If you have a Context already - just add the above section to it. You can also put this in the context with your war - but I personally like having it in the context outside so that you easier modify.

5. Now over in your grails application, add something like this for your environment to your grails-app/conf/DataSource.groovy:

production {
    dataSource {
        pooled = false
        dbCreate = "update"
        jndiName = "jdbc/mydatasource"
    }
}

6. You'll also need to add the following to your scripts/_Event.groovy to ensure that the web.xml is crafted correctly for the environment you want to use JNDI on:

import groovy.xml.StreamingMarkupBuilder

if (Environment.current == Environment.PRODUCTION) {
    eventWebXmlEnd = {String tmpfile ->
        def root = new XmlSlurper().parse(webXmlFile)

        // add the data source
        root.appendNode {
            'resource-ref'{
                'description'('The JNDI Database resource')
                'res-ref-name'('jdbc/mydatasource')
                'res-type'('javax.sql.DataSource')
                'res-auth'('Application')
            }
        }
    
        webXmlFile.text = new StreamingMarkupBuilder().bind {
            mkp.declareNamespace("": "http://java.sun.com/xml/ns/j2ee")
            mkp.yield(root)
        }
    }
}

7. War up your grails application (this one is for production) using:

grails prod war

and deploy to your tomcat by simply copying your war file to /var/lib/tomcat6/webapps.

Your application will be available at http://yourservername.com:8080/applicationname-version. If you want to put it on the root of your server just rename it to ROOT.war

References:

http://docs.codehaus.org/display/GRAILS/JNDI+Data+Sources
http://blogs.bytecode.com.au/glen/2008/07/24/grails--jetty--glassfish-an...

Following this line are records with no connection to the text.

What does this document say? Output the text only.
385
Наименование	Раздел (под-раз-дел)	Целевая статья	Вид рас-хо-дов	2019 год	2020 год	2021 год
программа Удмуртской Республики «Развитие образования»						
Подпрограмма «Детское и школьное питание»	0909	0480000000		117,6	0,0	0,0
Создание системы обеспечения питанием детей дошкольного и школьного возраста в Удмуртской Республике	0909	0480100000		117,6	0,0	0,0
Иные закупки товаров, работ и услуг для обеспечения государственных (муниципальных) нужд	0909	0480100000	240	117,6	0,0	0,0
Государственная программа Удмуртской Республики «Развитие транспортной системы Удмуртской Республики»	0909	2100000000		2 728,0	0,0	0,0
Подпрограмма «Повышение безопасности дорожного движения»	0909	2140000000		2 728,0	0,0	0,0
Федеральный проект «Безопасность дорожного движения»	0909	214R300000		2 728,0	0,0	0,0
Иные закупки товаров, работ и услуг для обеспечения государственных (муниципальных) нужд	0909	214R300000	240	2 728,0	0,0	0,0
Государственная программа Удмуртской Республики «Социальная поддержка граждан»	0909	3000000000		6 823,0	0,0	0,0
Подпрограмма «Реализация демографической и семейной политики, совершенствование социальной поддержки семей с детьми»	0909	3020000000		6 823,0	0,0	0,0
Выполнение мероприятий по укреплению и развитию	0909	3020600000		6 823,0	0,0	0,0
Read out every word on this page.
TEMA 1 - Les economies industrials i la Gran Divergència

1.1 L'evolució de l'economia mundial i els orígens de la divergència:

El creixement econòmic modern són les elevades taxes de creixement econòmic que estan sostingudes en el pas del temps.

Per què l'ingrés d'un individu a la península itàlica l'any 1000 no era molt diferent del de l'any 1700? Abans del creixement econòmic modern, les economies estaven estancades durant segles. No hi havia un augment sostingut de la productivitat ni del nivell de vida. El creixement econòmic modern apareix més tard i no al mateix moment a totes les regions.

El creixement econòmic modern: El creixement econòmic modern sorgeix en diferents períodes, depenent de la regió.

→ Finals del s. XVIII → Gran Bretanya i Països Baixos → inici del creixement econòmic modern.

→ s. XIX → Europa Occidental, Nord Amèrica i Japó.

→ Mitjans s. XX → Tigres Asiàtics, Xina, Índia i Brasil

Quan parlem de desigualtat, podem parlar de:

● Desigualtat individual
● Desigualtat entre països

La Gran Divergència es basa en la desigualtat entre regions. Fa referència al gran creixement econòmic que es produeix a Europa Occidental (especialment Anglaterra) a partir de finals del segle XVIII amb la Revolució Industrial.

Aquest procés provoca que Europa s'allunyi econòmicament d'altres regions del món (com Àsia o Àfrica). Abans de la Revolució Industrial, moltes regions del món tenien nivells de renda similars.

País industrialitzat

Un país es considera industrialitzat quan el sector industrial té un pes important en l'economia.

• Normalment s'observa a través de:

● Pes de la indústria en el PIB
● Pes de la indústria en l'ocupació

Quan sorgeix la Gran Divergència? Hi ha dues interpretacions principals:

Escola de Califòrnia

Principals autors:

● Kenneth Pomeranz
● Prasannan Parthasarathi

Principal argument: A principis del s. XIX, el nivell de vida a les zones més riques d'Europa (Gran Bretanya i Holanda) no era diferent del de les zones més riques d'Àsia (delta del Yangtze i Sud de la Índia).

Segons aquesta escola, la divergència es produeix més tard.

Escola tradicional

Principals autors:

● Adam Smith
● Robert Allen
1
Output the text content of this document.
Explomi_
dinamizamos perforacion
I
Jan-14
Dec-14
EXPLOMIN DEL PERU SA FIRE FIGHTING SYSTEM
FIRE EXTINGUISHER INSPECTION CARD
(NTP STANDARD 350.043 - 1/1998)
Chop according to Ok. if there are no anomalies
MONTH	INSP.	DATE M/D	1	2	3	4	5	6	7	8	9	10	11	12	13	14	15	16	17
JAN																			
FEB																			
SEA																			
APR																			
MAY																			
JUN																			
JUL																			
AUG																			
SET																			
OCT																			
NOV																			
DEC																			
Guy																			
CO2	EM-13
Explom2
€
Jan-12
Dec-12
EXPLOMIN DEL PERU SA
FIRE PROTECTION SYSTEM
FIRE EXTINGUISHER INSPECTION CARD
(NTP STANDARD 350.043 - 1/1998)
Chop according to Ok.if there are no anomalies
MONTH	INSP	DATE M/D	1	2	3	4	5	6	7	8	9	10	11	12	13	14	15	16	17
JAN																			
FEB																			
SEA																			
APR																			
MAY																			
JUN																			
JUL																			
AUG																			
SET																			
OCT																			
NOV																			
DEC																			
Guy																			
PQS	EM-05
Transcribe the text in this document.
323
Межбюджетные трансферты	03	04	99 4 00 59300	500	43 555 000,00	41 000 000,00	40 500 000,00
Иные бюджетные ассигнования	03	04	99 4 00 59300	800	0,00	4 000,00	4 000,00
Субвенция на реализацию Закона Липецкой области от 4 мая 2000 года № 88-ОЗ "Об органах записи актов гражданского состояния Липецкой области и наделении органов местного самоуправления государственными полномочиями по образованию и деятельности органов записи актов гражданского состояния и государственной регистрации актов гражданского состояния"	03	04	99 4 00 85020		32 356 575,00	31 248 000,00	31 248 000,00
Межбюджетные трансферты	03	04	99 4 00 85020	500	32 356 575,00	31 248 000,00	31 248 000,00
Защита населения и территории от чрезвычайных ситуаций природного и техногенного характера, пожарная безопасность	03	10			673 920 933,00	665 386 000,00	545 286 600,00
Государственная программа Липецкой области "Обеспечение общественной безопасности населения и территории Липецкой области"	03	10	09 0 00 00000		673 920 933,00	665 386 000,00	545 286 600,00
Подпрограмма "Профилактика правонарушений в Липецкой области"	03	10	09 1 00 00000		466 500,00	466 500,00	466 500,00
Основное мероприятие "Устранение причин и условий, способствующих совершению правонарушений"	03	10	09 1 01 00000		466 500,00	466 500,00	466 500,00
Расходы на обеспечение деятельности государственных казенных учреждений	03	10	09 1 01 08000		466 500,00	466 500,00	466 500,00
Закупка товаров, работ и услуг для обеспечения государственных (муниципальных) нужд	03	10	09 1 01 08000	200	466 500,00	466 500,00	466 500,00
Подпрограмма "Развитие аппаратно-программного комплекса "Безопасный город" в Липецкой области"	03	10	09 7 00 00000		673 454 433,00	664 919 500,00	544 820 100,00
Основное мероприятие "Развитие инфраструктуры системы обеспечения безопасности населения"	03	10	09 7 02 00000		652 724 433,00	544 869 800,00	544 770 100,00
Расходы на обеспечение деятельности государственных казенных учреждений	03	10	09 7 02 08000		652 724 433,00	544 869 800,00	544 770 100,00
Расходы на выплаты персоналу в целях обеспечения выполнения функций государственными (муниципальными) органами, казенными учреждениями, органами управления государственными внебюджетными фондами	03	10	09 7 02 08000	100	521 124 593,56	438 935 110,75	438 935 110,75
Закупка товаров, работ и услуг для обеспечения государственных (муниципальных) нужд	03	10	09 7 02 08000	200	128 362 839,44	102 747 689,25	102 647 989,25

Notes: Many of references recommend using autoReconnect=true on the database url. I read that this is depricated now so have not included it in my example. Here are some alternatives:

http://dev.mysql.com/doc/refman/5.0/en/connector-j-reference-configurati...
http://dev.mysql.com/doc/refman/5.0/en/connector-j-usagenotes-j2ee.html

Comments

No need for scripts _Events.groovy

Hi,

It was very nice to read this blog, as I have the exact same setup on my Linux box. Only I put the Resource from step 4 in a Global datasource in the server.xml (naming it "myglobaldatasource"). I still made the ROOT.xml in step 4 for my context, and in there i made a link to to the global datasource:

<ResourceLink global="jdbc/myglobaldatasource" name="jdbc/mydatasource" type="javax.sql.DataSource"/>

That was it. I didn't have to use a script to update the web.xml. In my setup I can just stop after step 5 in your very good recipe.

I must admit that right now I can't explain exactly how Hibernate gets the datasource because looking at my web.xml in the production ROOT.war, there are no references to a datasource. My guess is that Hibernate can make use of the DataSource.groovy file to find the datasource.

So my conclusion is that IF you are using Hibernate, you don't have to add the web.xml modifying script.

Thanks for a good recipe for setting up tomcat and mysql on linux.

Christian Sonne Jensen

minor typo

You forgot to put == in your beginning if statement in the _Event.groovy example.